Censure littéraire : Portrait d’un « relecteur sensible » transsexuel
Pauvre époque où les censeurs s'éveillent ! Certains rêvent de brûler une toile qu'ils ne comprennent pas, d'autres sont déjà passés à l'acte et corrigent les œuvres littéraires qui les offensent. Voyez ce reportage, diffusé au JT de TF1, sur la réécriture de livres par des "sensitivity readers" (relecteurs sensibles en bon français). Nous ferons par la suite connaissance avec le "relecteur sensible" de ce reportage.
Reportage au JT de TF1 sur la réécriture des livres où l'on apprend de la part d'un "sensitivity reader" que le mot "métropole" est a éviter car il renvoie à la colonisation. pic.twitter.com/npJ2meZbDu
— David Dobsky (@dobsky33) April 23, 2023
Les œuvres d'Agatha Christie, ainsi que celles de Roald Dahl ont été réécrites, par certains éditeurs, pour ne pas offenser le public. Ainsi, les mots "gros" et "maigre" sont désormais bannis. Les couleurs de peau sont également censurées dans les nouvelles versions. Mais aussi la mention des genres. Les termes "père" et "mère" sont ainsi remplacés par "parents". Le terme "homme", lui, est remplacé par "personne". Il faut désormais être inclusif, nous dit-on.

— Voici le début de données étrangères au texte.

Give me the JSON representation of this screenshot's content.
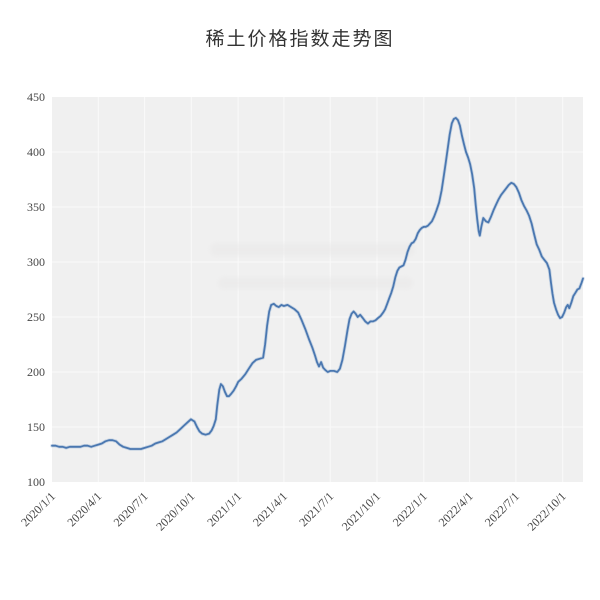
{
  "chart_data": {
    "type": "line",
    "title": "稀土价格指数走势图",
    "xlabel": "",
    "ylabel": "",
    "ylim": [
      100,
      450
    ],
    "yticks": [
      100,
      150,
      200,
      250,
      300,
      350,
      400,
      450
    ],
    "xticks": [
      "2020/1/1",
      "2020/4/1",
      "2020/7/1",
      "2020/10/1",
      "2021/1/1",
      "2021/4/1",
      "2021/7/1",
      "2021/10/1",
      "2022/1/1",
      "2022/4/1",
      "2022/7/1",
      "2022/10/1"
    ],
    "grid": true,
    "legend_position": "none",
    "plot_bg": "#f0f0f0",
    "grid_color": "#fafafa",
    "line_color": "#4a77b0",
    "line_halo": "#9db7d6",
    "axis_label_color": "#474747",
    "title_color": "#333333",
    "series": [
      {
        "points": [
          [
            "2020-01-01",
            133
          ],
          [
            "2020-01-08",
            133
          ],
          [
            "2020-01-15",
            132
          ],
          [
            "2020-01-22",
            132
          ],
          [
            "2020-01-29",
            131
          ],
          [
            "2020-02-05",
            132
          ],
          [
            "2020-02-12",
            132
          ],
          [
            "2020-02-19",
            132
          ],
          [
            "2020-02-26",
            132
          ],
          [
            "2020-03-04",
            133
          ],
          [
            "2020-03-11",
            133
          ],
          [
            "2020-03-18",
            132
          ],
          [
            "2020-03-25",
            133
          ],
          [
            "2020-04-01",
            134
          ],
          [
            "2020-04-08",
            135
          ],
          [
            "2020-04-15",
            137
          ],
          [
            "2020-04-22",
            138
          ],
          [
            "2020-04-29",
            138
          ],
          [
            "2020-05-06",
            137
          ],
          [
            "2020-05-13",
            134
          ],
          [
            "2020-05-20",
            132
          ],
          [
            "2020-05-27",
            131
          ],
          [
            "2020-06-03",
            130
          ],
          [
            "2020-06-10",
            130
          ],
          [
            "2020-06-17",
            130
          ],
          [
            "2020-06-24",
            130
          ],
          [
            "2020-07-01",
            131
          ],
          [
            "2020-07-08",
            132
          ],
          [
            "2020-07-15",
            133
          ],
          [
            "2020-07-22",
            135
          ],
          [
            "2020-07-29",
            136
          ],
          [
            "2020-08-05",
            137
          ],
          [
            "2020-08-12",
            139
          ],
          [
            "2020-08-19",
            141
          ],
          [
            "2020-08-26",
            143
          ],
          [
            "2020-09-02",
            145
          ],
          [
            "2020-09-09",
            148
          ],
          [
            "2020-09-16",
            151
          ],
          [
            "2020-09-23",
            154
          ],
          [
            "2020-09-30",
            157
          ],
          [
            "2020-10-07",
            155
          ],
          [
            "2020-10-12",
            150
          ],
          [
            "2020-10-17",
            146
          ],
          [
            "2020-10-22",
            144
          ],
          [
            "2020-10-29",
            143
          ],
          [
            "2020-11-05",
            144
          ],
          [
            "2020-11-10",
            147
          ],
          [
            "2020-11-14",
            151
          ],
          [
            "2020-11-18",
            157
          ],
          [
            "2020-11-21",
            170
          ],
          [
            "2020-11-25",
            184
          ],
          [
            "2020-11-28",
            189
          ],
          [
            "2020-12-02",
            187
          ],
          [
            "2020-12-06",
            182
          ],
          [
            "2020-12-10",
            178
          ],
          [
            "2020-12-14",
            178
          ],
          [
            "2020-12-18",
            180
          ],
          [
            "2020-12-23",
            183
          ],
          [
            "2020-12-28",
            187
          ],
          [
            "2021-01-01",
            191
          ],
          [
            "2021-01-08",
            194
          ],
          [
            "2021-01-15",
            198
          ],
          [
            "2021-01-22",
            203
          ],
          [
            "2021-01-29",
            208
          ],
          [
            "2021-02-05",
            211
          ],
          [
            "2021-02-12",
            212
          ],
          [
            "2021-02-19",
            213
          ],
          [
            "2021-02-23",
            225
          ],
          [
            "2021-02-27",
            242
          ],
          [
            "2021-03-03",
            255
          ],
          [
            "2021-03-07",
            261
          ],
          [
            "2021-03-12",
            262
          ],
          [
            "2021-03-17",
            260
          ],
          [
            "2021-03-22",
            259
          ],
          [
            "2021-03-27",
            261
          ],
          [
            "2021-04-01",
            260
          ],
          [
            "2021-04-08",
            261
          ],
          [
            "2021-04-15",
            259
          ],
          [
            "2021-04-22",
            257
          ],
          [
            "2021-04-29",
            254
          ],
          [
            "2021-05-06",
            247
          ],
          [
            "2021-05-13",
            239
          ],
          [
            "2021-05-20",
            230
          ],
          [
            "2021-05-27",
            222
          ],
          [
            "2021-06-01",
            215
          ],
          [
            "2021-06-05",
            209
          ],
          [
            "2021-06-09",
            205
          ],
          [
            "2021-06-13",
            209
          ],
          [
            "2021-06-17",
            204
          ],
          [
            "2021-06-21",
            202
          ],
          [
            "2021-06-26",
            200
          ],
          [
            "2021-07-01",
            201
          ],
          [
            "2021-07-08",
            201
          ],
          [
            "2021-07-15",
            200
          ],
          [
            "2021-07-20",
            203
          ],
          [
            "2021-07-25",
            211
          ],
          [
            "2021-07-30",
            224
          ],
          [
            "2021-08-04",
            238
          ],
          [
            "2021-08-08",
            248
          ],
          [
            "2021-08-12",
            253
          ],
          [
            "2021-08-16",
            255
          ],
          [
            "2021-08-20",
            253
          ],
          [
            "2021-08-24",
            250
          ],
          [
            "2021-08-29",
            252
          ],
          [
            "2021-09-03",
            249
          ],
          [
            "2021-09-08",
            246
          ],
          [
            "2021-09-13",
            244
          ],
          [
            "2021-09-18",
            246
          ],
          [
            "2021-09-23",
            246
          ],
          [
            "2021-09-28",
            247
          ],
          [
            "2021-10-03",
            249
          ],
          [
            "2021-10-08",
            251
          ],
          [
            "2021-10-13",
            254
          ],
          [
            "2021-10-17",
            257
          ],
          [
            "2021-10-21",
            262
          ],
          [
            "2021-10-25",
            267
          ],
          [
            "2021-10-29",
            272
          ],
          [
            "2021-11-02",
            278
          ],
          [
            "2021-11-06",
            286
          ],
          [
            "2021-11-10",
            292
          ],
          [
            "2021-11-14",
            295
          ],
          [
            "2021-11-18",
            296
          ],
          [
            "2021-11-22",
            297
          ],
          [
            "2021-11-26",
            302
          ],
          [
            "2021-11-30",
            309
          ],
          [
            "2021-12-04",
            314
          ],
          [
            "2021-12-08",
            317
          ],
          [
            "2021-12-12",
            318
          ],
          [
            "2021-12-16",
            321
          ],
          [
            "2021-12-20",
            326
          ],
          [
            "2021-12-24",
            329
          ],
          [
            "2021-12-28",
            331
          ],
          [
            "2022-01-01",
            332
          ],
          [
            "2022-01-05",
            332
          ],
          [
            "2022-01-09",
            333
          ],
          [
            "2022-01-13",
            335
          ],
          [
            "2022-01-17",
            337
          ],
          [
            "2022-01-21",
            341
          ],
          [
            "2022-01-26",
            347
          ],
          [
            "2022-01-31",
            354
          ],
          [
            "2022-02-05",
            365
          ],
          [
            "2022-02-09",
            377
          ],
          [
            "2022-02-13",
            390
          ],
          [
            "2022-02-17",
            403
          ],
          [
            "2022-02-21",
            416
          ],
          [
            "2022-02-25",
            426
          ],
          [
            "2022-03-01",
            430
          ],
          [
            "2022-03-05",
            431
          ],
          [
            "2022-03-09",
            429
          ],
          [
            "2022-03-13",
            424
          ],
          [
            "2022-03-17",
            415
          ],
          [
            "2022-03-21",
            407
          ],
          [
            "2022-03-25",
            400
          ],
          [
            "2022-03-29",
            395
          ],
          [
            "2022-04-02",
            389
          ],
          [
            "2022-04-06",
            380
          ],
          [
            "2022-04-10",
            367
          ],
          [
            "2022-04-13",
            352
          ],
          [
            "2022-04-16",
            339
          ],
          [
            "2022-04-19",
            328
          ],
          [
            "2022-04-21",
            324
          ],
          [
            "2022-04-24",
            332
          ],
          [
            "2022-04-28",
            340
          ],
          [
            "2022-05-03",
            337
          ],
          [
            "2022-05-08",
            336
          ],
          [
            "2022-05-13",
            341
          ],
          [
            "2022-05-18",
            347
          ],
          [
            "2022-05-23",
            352
          ],
          [
            "2022-05-28",
            357
          ],
          [
            "2022-06-02",
            361
          ],
          [
            "2022-06-07",
            364
          ],
          [
            "2022-06-12",
            367
          ],
          [
            "2022-06-17",
            370
          ],
          [
            "2022-06-22",
            372
          ],
          [
            "2022-06-27",
            371
          ],
          [
            "2022-07-02",
            368
          ],
          [
            "2022-07-07",
            363
          ],
          [
            "2022-07-12",
            356
          ],
          [
            "2022-07-17",
            351
          ],
          [
            "2022-07-22",
            347
          ],
          [
            "2022-07-27",
            342
          ],
          [
            "2022-08-01",
            335
          ],
          [
            "2022-08-06",
            325
          ],
          [
            "2022-08-11",
            316
          ],
          [
            "2022-08-16",
            311
          ],
          [
            "2022-08-21",
            305
          ],
          [
            "2022-08-26",
            302
          ],
          [
            "2022-08-31",
            299
          ],
          [
            "2022-09-05",
            293
          ],
          [
            "2022-09-08",
            281
          ],
          [
            "2022-09-11",
            271
          ],
          [
            "2022-09-14",
            263
          ],
          [
            "2022-09-18",
            257
          ],
          [
            "2022-09-22",
            252
          ],
          [
            "2022-09-26",
            249
          ],
          [
            "2022-09-30",
            250
          ],
          [
            "2022-10-04",
            254
          ],
          [
            "2022-10-08",
            259
          ],
          [
            "2022-10-11",
            261
          ],
          [
            "2022-10-14",
            258
          ],
          [
            "2022-10-18",
            263
          ],
          [
            "2022-10-22",
            269
          ],
          [
            "2022-10-26",
            272
          ],
          [
            "2022-10-30",
            275
          ],
          [
            "2022-11-03",
            276
          ],
          [
            "2022-11-07",
            281
          ],
          [
            "2022-11-10",
            285
          ]
        ]
      }
    ]
  }
}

On ne sait pas bien qui pourrait se sentir blessé par tous ces mots censurés... mais les éditeurs, ayant la terreur d'être accusés de racisme, d'homophobie ou de grossophobie, n'ont aucun scrupule à réécrire les livres, quitte à en trahir le sens ou à les vider de leur substance ; car il est bien évident, par exemple, que "le pauvre petit gars, l'air maigre et affamé" (version originale) n'est absolument pas équivalent à "le gars" (version corrigée).

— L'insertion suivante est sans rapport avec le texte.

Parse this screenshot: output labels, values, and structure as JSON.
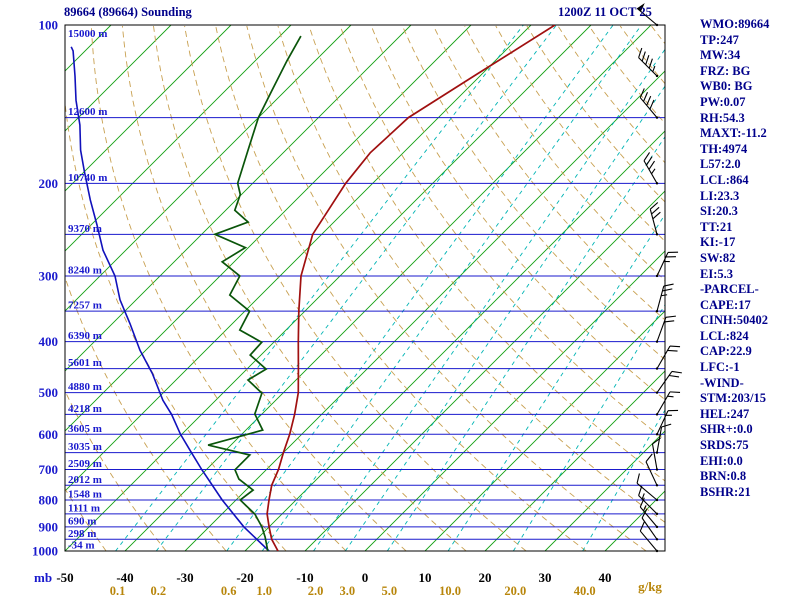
{
  "header": {
    "title": "89664 (89664) Sounding",
    "datetime": "1200Z 11 OCT 25"
  },
  "stats": [
    "WMO:89664",
    "TP:247",
    "MW:34",
    "FRZ: BG",
    "WB0: BG",
    "PW:0.07",
    "RH:54.3",
    "MAXT:-11.2",
    "TH:4974",
    "L57:2.0",
    "LCL:864",
    "LI:23.3",
    "SI:20.3",
    "TT:21",
    "KI:-17",
    "SW:82",
    "EI:5.3",
    "-PARCEL-",
    "CAPE:17",
    "CINH:50402",
    "LCL:824",
    "CAP:22.9",
    "LFC:-1",
    "-WIND-",
    "STM:203/15",
    "HEL:247",
    "SHR+:0.0",
    "SRDS:75",
    "EHI:0.0",
    "BRN:0.8",
    "BSHR:21"
  ],
  "chart_data": {
    "type": "skewt-sounding",
    "title": "89664 (89664) Sounding",
    "time": "1200Z 11 OCT 25",
    "pressure_unit": "mb",
    "mixing_ratio_unit": "g/kg",
    "pressure_ticks": [
      100,
      200,
      300,
      400,
      500,
      600,
      700,
      800,
      900,
      1000
    ],
    "temp_ticks": [
      -50,
      -40,
      -30,
      -20,
      -10,
      0,
      10,
      20,
      30,
      40
    ],
    "isotherm_range": [
      -130,
      40
    ],
    "isotherm_step": 10,
    "adiabat_range": [
      230,
      450
    ],
    "adiabat_step": 10,
    "mixing_ratio_values": [
      {
        "label": "0.1",
        "w": 0.1
      },
      {
        "label": "0.2",
        "w": 0.2
      },
      {
        "label": "0.6",
        "w": 0.6
      },
      {
        "label": "1.0",
        "w": 1.0
      },
      {
        "label": "2.0",
        "w": 2.0
      },
      {
        "label": "3.0",
        "w": 3.0
      },
      {
        "label": "5.0",
        "w": 5.0
      },
      {
        "label": "10.0",
        "w": 10.0
      },
      {
        "label": "20.0",
        "w": 20.0
      },
      {
        "label": "40.0",
        "w": 40.0
      }
    ],
    "heights": [
      {
        "p": 100,
        "label": "15000 m"
      },
      {
        "p": 150,
        "label": "12600 m"
      },
      {
        "p": 200,
        "label": "10740 m"
      },
      {
        "p": 250,
        "label": "9370 m"
      },
      {
        "p": 300,
        "label": "8240 m"
      },
      {
        "p": 350,
        "label": "7257 m"
      },
      {
        "p": 400,
        "label": "6390 m"
      },
      {
        "p": 450,
        "label": "5601 m"
      },
      {
        "p": 500,
        "label": "4880 m"
      },
      {
        "p": 550,
        "label": "4218 m"
      },
      {
        "p": 600,
        "label": "3605 m"
      },
      {
        "p": 650,
        "label": "3035 m"
      },
      {
        "p": 700,
        "label": "2509 m"
      },
      {
        "p": 750,
        "label": "2012 m"
      },
      {
        "p": 800,
        "label": "1548 m"
      },
      {
        "p": 850,
        "label": "1111 m"
      },
      {
        "p": 900,
        "label": "690 m"
      },
      {
        "p": 950,
        "label": "298 m"
      },
      {
        "p": 1000,
        "label": "-34 m"
      }
    ],
    "series": {
      "temperature": [
        [
          1000,
          -14.5
        ],
        [
          950,
          -17.5
        ],
        [
          900,
          -20
        ],
        [
          850,
          -22.5
        ],
        [
          800,
          -24.5
        ],
        [
          750,
          -26.5
        ],
        [
          700,
          -28
        ],
        [
          650,
          -30
        ],
        [
          600,
          -32
        ],
        [
          550,
          -34.5
        ],
        [
          500,
          -37.5
        ],
        [
          450,
          -41.5
        ],
        [
          400,
          -46
        ],
        [
          350,
          -51
        ],
        [
          300,
          -56.5
        ],
        [
          250,
          -61.5
        ],
        [
          200,
          -64.5
        ],
        [
          175,
          -65.5
        ],
        [
          150,
          -65
        ],
        [
          125,
          -61
        ],
        [
          100,
          -56
        ]
      ],
      "dewpoint": [
        [
          1000,
          -16.2
        ],
        [
          940,
          -19
        ],
        [
          900,
          -21.2
        ],
        [
          851,
          -24.5
        ],
        [
          800,
          -29.3
        ],
        [
          766,
          -28.8
        ],
        [
          730,
          -33
        ],
        [
          701,
          -35.2
        ],
        [
          657,
          -35.2
        ],
        [
          629,
          -43.8
        ],
        [
          589,
          -37.2
        ],
        [
          549,
          -41.2
        ],
        [
          501,
          -43.5
        ],
        [
          473,
          -48
        ],
        [
          451,
          -46.8
        ],
        [
          424,
          -51.8
        ],
        [
          401,
          -52
        ],
        [
          380,
          -57.7
        ],
        [
          350,
          -59.2
        ],
        [
          326,
          -65.2
        ],
        [
          300,
          -66.7
        ],
        [
          282,
          -72
        ],
        [
          265,
          -70.5
        ],
        [
          250,
          -77.8
        ],
        [
          237,
          -74.3
        ],
        [
          225,
          -78.5
        ],
        [
          210,
          -80.2
        ],
        [
          200,
          -82.5
        ],
        [
          173,
          -86.3
        ],
        [
          150,
          -90
        ],
        [
          133,
          -92.3
        ],
        [
          117,
          -94.7
        ],
        [
          105,
          -96.5
        ]
      ],
      "parcel": [
        [
          1000,
          -16
        ],
        [
          900,
          -24.2
        ],
        [
          800,
          -32.3
        ],
        [
          700,
          -40.8
        ],
        [
          643,
          -46
        ],
        [
          600,
          -50.2
        ],
        [
          550,
          -55
        ],
        [
          517,
          -58.8
        ],
        [
          460,
          -65
        ],
        [
          415,
          -71
        ],
        [
          370,
          -77
        ],
        [
          333,
          -82.7
        ],
        [
          300,
          -87.5
        ],
        [
          268,
          -93.8
        ],
        [
          240,
          -99
        ],
        [
          215,
          -104.3
        ],
        [
          190,
          -110
        ],
        [
          173,
          -114.2
        ],
        [
          155,
          -118.5
        ],
        [
          139,
          -123.3
        ],
        [
          125,
          -127.5
        ],
        [
          112,
          -132
        ],
        [
          110,
          -133
        ]
      ]
    },
    "winds": [
      [
        1000,
        320,
        10
      ],
      [
        950,
        325,
        10
      ],
      [
        900,
        320,
        15
      ],
      [
        850,
        315,
        15
      ],
      [
        800,
        310,
        10
      ],
      [
        750,
        335,
        10
      ],
      [
        700,
        350,
        10
      ],
      [
        650,
        10,
        10
      ],
      [
        600,
        25,
        15
      ],
      [
        550,
        30,
        15
      ],
      [
        500,
        35,
        20
      ],
      [
        450,
        30,
        20
      ],
      [
        400,
        20,
        20
      ],
      [
        350,
        15,
        25
      ],
      [
        300,
        25,
        25
      ],
      [
        250,
        345,
        30
      ],
      [
        200,
        330,
        35
      ],
      [
        150,
        320,
        40
      ],
      [
        125,
        315,
        45
      ],
      [
        100,
        310,
        50
      ]
    ],
    "wind_x": 657,
    "colors": {
      "axis": "#1a1acd",
      "title": "#00008b",
      "isotherm": "#12a012",
      "mixratio": "#00b4b4",
      "adiabat": "#c8a050",
      "temperature": "#a01010",
      "dewpoint": "#0a550a",
      "parcel": "#1111bb",
      "barb": "#000000",
      "templabel": "#000000",
      "mixlabel": "#b8860b"
    }
  }
}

Les cas d'Agatha Christie et Roald Dahl sont-ils des cas isolés ? Ou faut-il s'attendre à ce que tous les grands auteurs voient leurs œuvres réécrites pour ne froisser personne ? Verra-t-on un jour les classiques de Balzac, Flaubert, Céline, Proust ou Dostoïevski expurgés et réécrits par des "sensitivity readers" ?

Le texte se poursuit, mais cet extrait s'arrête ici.